Hal tersebut disampaikan Wakil Ketua PWNU DKI Jakarta Sirra Prayuna, menyusul memanasnya dinamika kepemimpinan di tubuh PBNU sepanjang 2025.
Menurut Sirra, Majelis Tahkim merupakan forum tabayyun—ruang klarifikasi dan musyawarah—agar persoalan diselesaikan secara jernih dan tidak saling menegasikan.
“Majelis Tahkim bisa menjadi forum tabayyun. Ini penting agar semua persoalan dibuka secara terang dan diselesaikan dengan kepala dingin,” ujar Sirra dalam pesan tertulis, Rabu (24/12/2025).

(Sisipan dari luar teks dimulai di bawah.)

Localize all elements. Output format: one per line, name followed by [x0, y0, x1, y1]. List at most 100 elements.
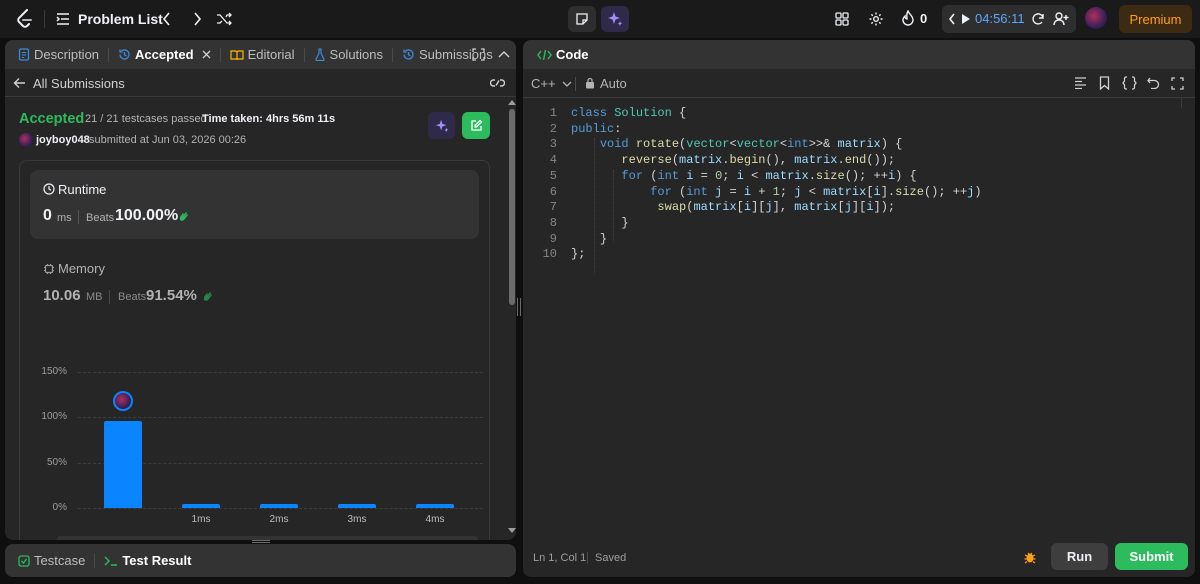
undo-icon[interactable]: [1147, 77, 1160, 89]
bar-3ms[interactable]: [338, 504, 376, 508]
clap-icon: [177, 210, 190, 223]
bar-4ms[interactable]: [416, 504, 454, 508]
book-icon: [229, 49, 244, 61]
code-editor-panel: Code C++ Auto 1 2 3 4 5 6 7 8 9 10 class Solution…: [523, 40, 1195, 577]
cursor-position: Ln 1, Col 1: [533, 552, 587, 564]
tab-divider: [94, 553, 96, 568]
memory-section[interactable]: Memory 10.06 MB Beats 91.54%: [30, 249, 479, 309]
chip-icon: [43, 263, 55, 275]
tab-accepted-label: Accepted: [135, 47, 194, 62]
scroll-up-icon[interactable]: [508, 99, 516, 105]
runtime-card[interactable]: Runtime 0 ms Beats 100.00%: [30, 170, 479, 239]
grid-line: [78, 417, 483, 419]
divider: [78, 210, 79, 224]
chevron-up-icon[interactable]: [498, 50, 510, 58]
code-area[interactable]: 1 2 3 4 5 6 7 8 9 10 class Solution { public: voi…: [523, 98, 1195, 538]
scrollbar-thumb[interactable]: [509, 109, 515, 305]
tab-code[interactable]: Code: [532, 40, 594, 69]
streak-flame-icon[interactable]: [901, 10, 915, 27]
user-avatar[interactable]: [1085, 7, 1107, 29]
tab-divider: [303, 47, 305, 62]
submitter-name[interactable]: joyboy048: [36, 134, 90, 146]
y-tick-label: 0%: [52, 502, 67, 513]
layout-grid-icon[interactable]: [835, 12, 849, 26]
ai-assist-button[interactable]: [601, 6, 629, 32]
chevron-right-icon[interactable]: [192, 11, 202, 27]
ai-analyze-button[interactable]: [428, 112, 455, 139]
timer-value[interactable]: 04:56:11: [975, 11, 1025, 26]
braces-icon[interactable]: [1122, 76, 1137, 90]
lock-icon: [585, 77, 595, 89]
runtime-distribution-chart[interactable]: 150%100%50%0%1ms2ms3ms4ms1ms2ms3ms4ms: [5, 357, 516, 540]
tab-testcase[interactable]: Testcase: [13, 544, 90, 577]
line-number: 2: [549, 121, 557, 136]
notes-button[interactable]: [568, 6, 596, 32]
tab-test-result[interactable]: Test Result: [99, 544, 196, 577]
tab-editorial[interactable]: Editorial: [225, 40, 300, 69]
tab-accepted[interactable]: Accepted: [113, 40, 216, 69]
submission-panel: Description Accepted Editorial Solutions…: [5, 40, 516, 540]
memory-value: 10.06: [43, 287, 81, 304]
indent-guide: [613, 170, 614, 242]
arrow-left-icon[interactable]: [13, 77, 26, 89]
edit-button[interactable]: [462, 112, 490, 139]
premium-button[interactable]: Premium: [1119, 5, 1192, 33]
bar-1ms[interactable]: [182, 504, 220, 508]
link-icon[interactable]: [490, 77, 505, 89]
all-submissions-link[interactable]: All Submissions: [33, 76, 125, 91]
tab-solutions-label: Solutions: [329, 47, 384, 62]
bar-0ms[interactable]: [104, 420, 142, 508]
divider: [587, 552, 588, 564]
horizontal-resize-handle[interactable]: [252, 540, 270, 543]
time-taken: Time taken: 4hrs 56m 11s: [202, 113, 336, 125]
editor-toolbar: C++ Auto: [523, 69, 1195, 98]
clap-icon: [201, 290, 214, 303]
add-user-icon[interactable]: [1053, 12, 1069, 26]
debug-bug-icon[interactable]: [1023, 550, 1037, 564]
sparkle-icon: [607, 11, 623, 27]
run-button[interactable]: Run: [1051, 543, 1108, 570]
bar-2ms[interactable]: [260, 504, 298, 508]
divider: [109, 290, 110, 304]
reset-icon[interactable]: [1031, 12, 1045, 26]
chevron-left-icon[interactable]: [162, 11, 172, 27]
close-icon[interactable]: [202, 50, 211, 59]
format-icon[interactable]: [1074, 77, 1087, 89]
edit-icon: [470, 119, 483, 132]
leetcode-logo-icon[interactable]: [16, 9, 34, 29]
tab-solutions[interactable]: Solutions: [309, 40, 388, 69]
bookmark-icon[interactable]: [1099, 76, 1110, 90]
auto-mode[interactable]: Auto: [600, 76, 627, 91]
submit-label: Submit: [1129, 549, 1174, 564]
scrollbar-track[interactable]: [508, 97, 516, 540]
all-submissions-row[interactable]: All Submissions: [5, 69, 516, 97]
runtime-label: Runtime: [58, 182, 107, 197]
scroll-down-icon[interactable]: [508, 528, 516, 534]
editor-scrollbar[interactable]: [1181, 98, 1193, 108]
panel-resize-handle[interactable]: [517, 298, 521, 316]
x-tick-label: 2ms: [269, 514, 289, 525]
maximize-icon[interactable]: [472, 48, 485, 61]
indent-guide: [594, 138, 595, 274]
runtime-value: 0: [43, 207, 52, 224]
y-tick-label: 50%: [46, 456, 67, 468]
problem-list-link[interactable]: Problem List: [78, 11, 163, 27]
code-tab-bar: Code: [523, 40, 1195, 69]
tab-description[interactable]: Description: [13, 40, 104, 69]
shuffle-icon[interactable]: [216, 11, 232, 27]
language-select[interactable]: C++: [531, 76, 572, 91]
user-avatar[interactable]: [19, 133, 33, 147]
list-icon[interactable]: [56, 12, 70, 26]
flask-icon: [314, 48, 326, 61]
code-brackets-icon: [537, 49, 552, 61]
memory-beats-label: Beats: [118, 291, 147, 303]
language-value: C++: [531, 76, 556, 91]
line-number: 3: [549, 137, 557, 152]
settings-gear-icon[interactable]: [868, 11, 884, 27]
console-panel: Testcase Test Result: [5, 544, 516, 577]
tab-testcase-label: Testcase: [34, 553, 86, 568]
collapse-chevron-icon[interactable]: [948, 12, 956, 26]
play-icon[interactable]: [961, 13, 971, 25]
submit-button[interactable]: Submit: [1115, 543, 1188, 570]
maximize-icon[interactable]: [1171, 77, 1184, 90]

Sirra menekankan, proses tahkim sebaiknya tidak dilakukan secara tertutup. Ia mendorong agar persidangan dapat disaksikan oleh unsur PWNU dan PCNU demi menjaga transparansi dan akuntabilitas organisasi.
“Kalau perlu dibuat terbuka untuk PWNU dan PCNU, supaya warga NU tahu konflik ini diselesaikan secara islah,” katanya.
Selain keterbukaan, PWNU DKI juga menyoroti pentingnya independensi majelis hakim tahkim ad hoc. Hakim yang ditunjuk, kata Sirra, harus terbebas dari afiliasi dan kepentingan pihak yang sedang bersengketa agar putusan dapat diterima semua pihak.
Menurut Sirra, pembentukan Majelis Tahkim bersifat mendesak karena konflik berkepanjangan berpotensi menggerus soliditas jam’iyah dan kepercayaan jamaah di akar rumput.
“Ini harus segera dilakukan. Jangan sampai konflik elite merembet dan melukai persaudaraan warga NU,” ujarnya.
Ia menilai tahkim merupakan titik temu islah, mengingat kedua kubu sama-sama menyatakan keinginan penyelesaian melalui mekanisme internal NU.
Pandangan senada disampaikan Mahfud MD, tokoh intelektual Nahdlatul Ulama sekaligus mantan politisi Partai Kebangkitan Bangsa (PKB).
Mahfud menilai konflik kepemimpinan PBNU yang melahirkan dua klaim legitimasi tidak bisa dibiarkan berlarut dan hanya dapat diselesaikan melalui forum muktamar.
“Situasi seperti ini penyelesaiannya memang sudah harus muktamar. Harus muktamar. Enggak bisa tidak muktamar,” ujar Mahfud dalam program Terus Terang di kanal YouTube resmi Mahfud MD Official, Selasa (23/12/2025).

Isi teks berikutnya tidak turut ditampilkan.